L’inflammation est certes bénéfique mais peut devenir problématique lorsqu’elle n’est plus correctement
régulée. En conséquence, un grand nombre de pathologies inflammatoires, qu’elles soient aiguës ou
chroniques, résulte de la dérégulation de points de contrôle importants. Ces patients souffrant de damages
tissulaires résultant de mort cellulaire, de réorganisation des matrices extracellulaires ou de production
excessives de cytokines proinflammatoires. De nombreux signaux inflammatoires déclenchent des voies de
signalisation qui convergent vers le facteur transcriptionnel NF-B dont l’activation assure l’expression de
gènes impliqués dans la réponse inflammatoire et dans la survie cellulaire. Par conséquent, il est important
de comprendre de façon exhaustive comment ces voies de signalisation activent ce facteur transcriptionnel.
La mort cellulaire et l’inflammation sont intimement liées.
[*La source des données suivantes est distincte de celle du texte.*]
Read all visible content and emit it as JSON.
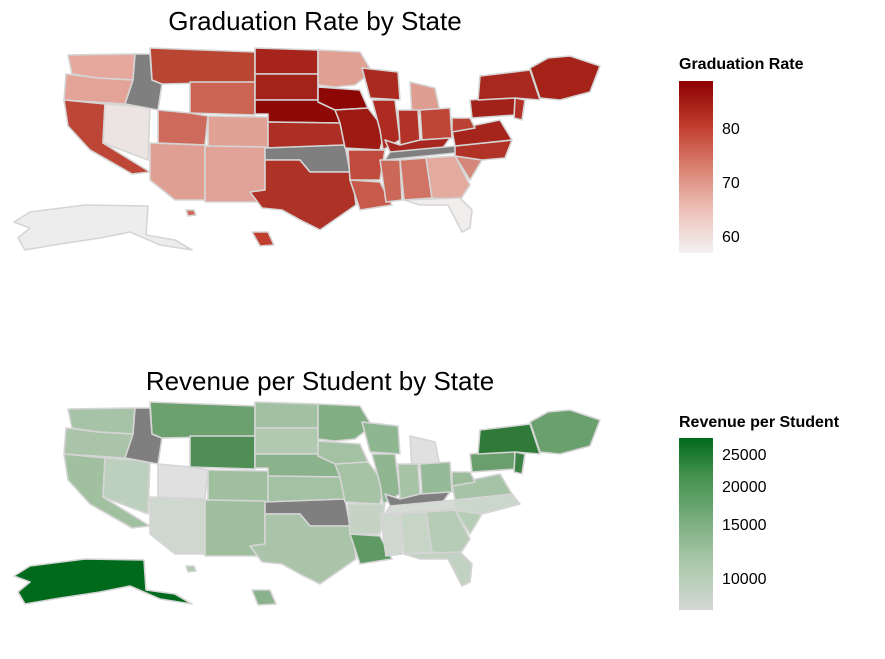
{
  "graduation": {
    "title": "Graduation Rate by State",
    "legend_title": "Graduation Rate",
    "ticks": [
      "80",
      "70",
      "60"
    ],
    "scale_min": 57,
    "scale_max": 89,
    "colors": {
      "high": "#8b0000",
      "mid": "#cd5c4f",
      "low": "#f2f2f2",
      "na": "#7f7f7f",
      "border": "#d5d5d5"
    }
  },
  "revenue": {
    "title": "Revenue per Student by State",
    "legend_title": "Revenue per Student",
    "ticks": [
      "25000",
      "20000",
      "15000",
      "10000"
    ],
    "colors": {
      "high": "#006a1c",
      "low": "#d9d9d9",
      "na": "#7f7f7f",
      "border": "#d5d5d5"
    }
  }
}
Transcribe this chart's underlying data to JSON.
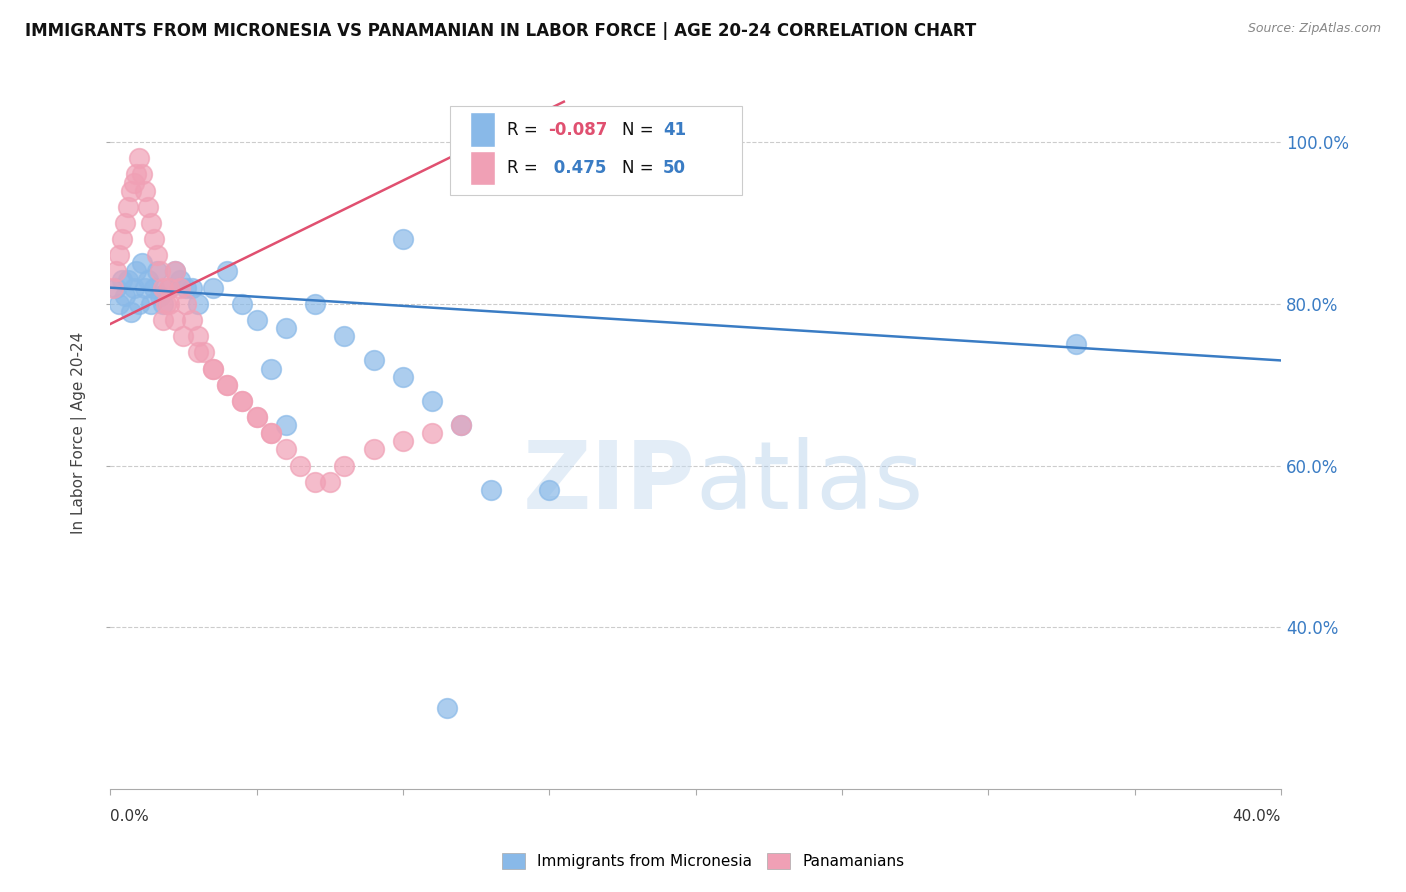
{
  "title": "IMMIGRANTS FROM MICRONESIA VS PANAMANIAN IN LABOR FORCE | AGE 20-24 CORRELATION CHART",
  "source": "Source: ZipAtlas.com",
  "ylabel": "In Labor Force | Age 20-24",
  "ytick_vals": [
    0.4,
    0.6,
    0.8,
    1.0
  ],
  "ytick_labels": [
    "40.0%",
    "60.0%",
    "80.0%",
    "100.0%"
  ],
  "xlim": [
    0.0,
    0.4
  ],
  "ylim": [
    0.2,
    1.08
  ],
  "legend_blue_label": "Immigrants from Micronesia",
  "legend_pink_label": "Panamanians",
  "R_blue": -0.087,
  "N_blue": 41,
  "R_pink": 0.475,
  "N_pink": 50,
  "blue_color": "#89B9E8",
  "pink_color": "#F0A0B5",
  "blue_line_color": "#3A7CC4",
  "pink_line_color": "#E05070",
  "watermark_zip": "ZIP",
  "watermark_atlas": "atlas",
  "blue_scatter_x": [
    0.002,
    0.003,
    0.004,
    0.005,
    0.006,
    0.007,
    0.008,
    0.009,
    0.01,
    0.011,
    0.012,
    0.013,
    0.014,
    0.015,
    0.016,
    0.017,
    0.018,
    0.02,
    0.022,
    0.024,
    0.026,
    0.028,
    0.03,
    0.035,
    0.04,
    0.045,
    0.05,
    0.055,
    0.06,
    0.07,
    0.08,
    0.09,
    0.1,
    0.11,
    0.12,
    0.13,
    0.15,
    0.33,
    0.1,
    0.06,
    0.115
  ],
  "blue_scatter_y": [
    0.82,
    0.8,
    0.83,
    0.81,
    0.83,
    0.79,
    0.82,
    0.84,
    0.8,
    0.85,
    0.82,
    0.83,
    0.8,
    0.82,
    0.84,
    0.81,
    0.8,
    0.82,
    0.84,
    0.83,
    0.82,
    0.82,
    0.8,
    0.82,
    0.84,
    0.8,
    0.78,
    0.72,
    0.77,
    0.8,
    0.76,
    0.73,
    0.71,
    0.68,
    0.65,
    0.57,
    0.57,
    0.75,
    0.88,
    0.65,
    0.3
  ],
  "pink_scatter_x": [
    0.001,
    0.002,
    0.003,
    0.004,
    0.005,
    0.006,
    0.007,
    0.008,
    0.009,
    0.01,
    0.011,
    0.012,
    0.013,
    0.014,
    0.015,
    0.016,
    0.017,
    0.018,
    0.019,
    0.02,
    0.022,
    0.024,
    0.026,
    0.028,
    0.03,
    0.032,
    0.035,
    0.04,
    0.045,
    0.05,
    0.055,
    0.06,
    0.065,
    0.07,
    0.075,
    0.08,
    0.09,
    0.1,
    0.11,
    0.12,
    0.018,
    0.02,
    0.022,
    0.025,
    0.03,
    0.035,
    0.04,
    0.045,
    0.05,
    0.055
  ],
  "pink_scatter_y": [
    0.82,
    0.84,
    0.86,
    0.88,
    0.9,
    0.92,
    0.94,
    0.95,
    0.96,
    0.98,
    0.96,
    0.94,
    0.92,
    0.9,
    0.88,
    0.86,
    0.84,
    0.82,
    0.8,
    0.82,
    0.84,
    0.82,
    0.8,
    0.78,
    0.76,
    0.74,
    0.72,
    0.7,
    0.68,
    0.66,
    0.64,
    0.62,
    0.6,
    0.58,
    0.58,
    0.6,
    0.62,
    0.63,
    0.64,
    0.65,
    0.78,
    0.8,
    0.78,
    0.76,
    0.74,
    0.72,
    0.7,
    0.68,
    0.66,
    0.64
  ],
  "blue_trend_x": [
    0.0,
    0.4
  ],
  "blue_trend_y": [
    0.82,
    0.73
  ],
  "pink_trend_x": [
    0.0,
    0.155
  ],
  "pink_trend_y": [
    0.775,
    1.05
  ]
}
Une mort cellulaire excessive, qu’il s’agisse
d’apoptose ou de nécrose, peut conduire à une destruction cellulaire, ce qui entraîne une inflammation et/ou
une dégénération tandis que la mort cellulaire par nécroptose (une forme régulée de mort cellulaire par
nécrose), peut être à la base de plusieurs réactions inflammatoires. De plus, de nombreuses voies
convergent vers la réaction au stress du RE, à la réponse de la protéine dépliée («UPR») et vers
l’autophagie, un processus catabolique impliquant la dégradation de protéines via le lysosome. L’autophagie
a été identifiée comme un processus important pour la modulation de l’inflammation et de la mort cellulaire.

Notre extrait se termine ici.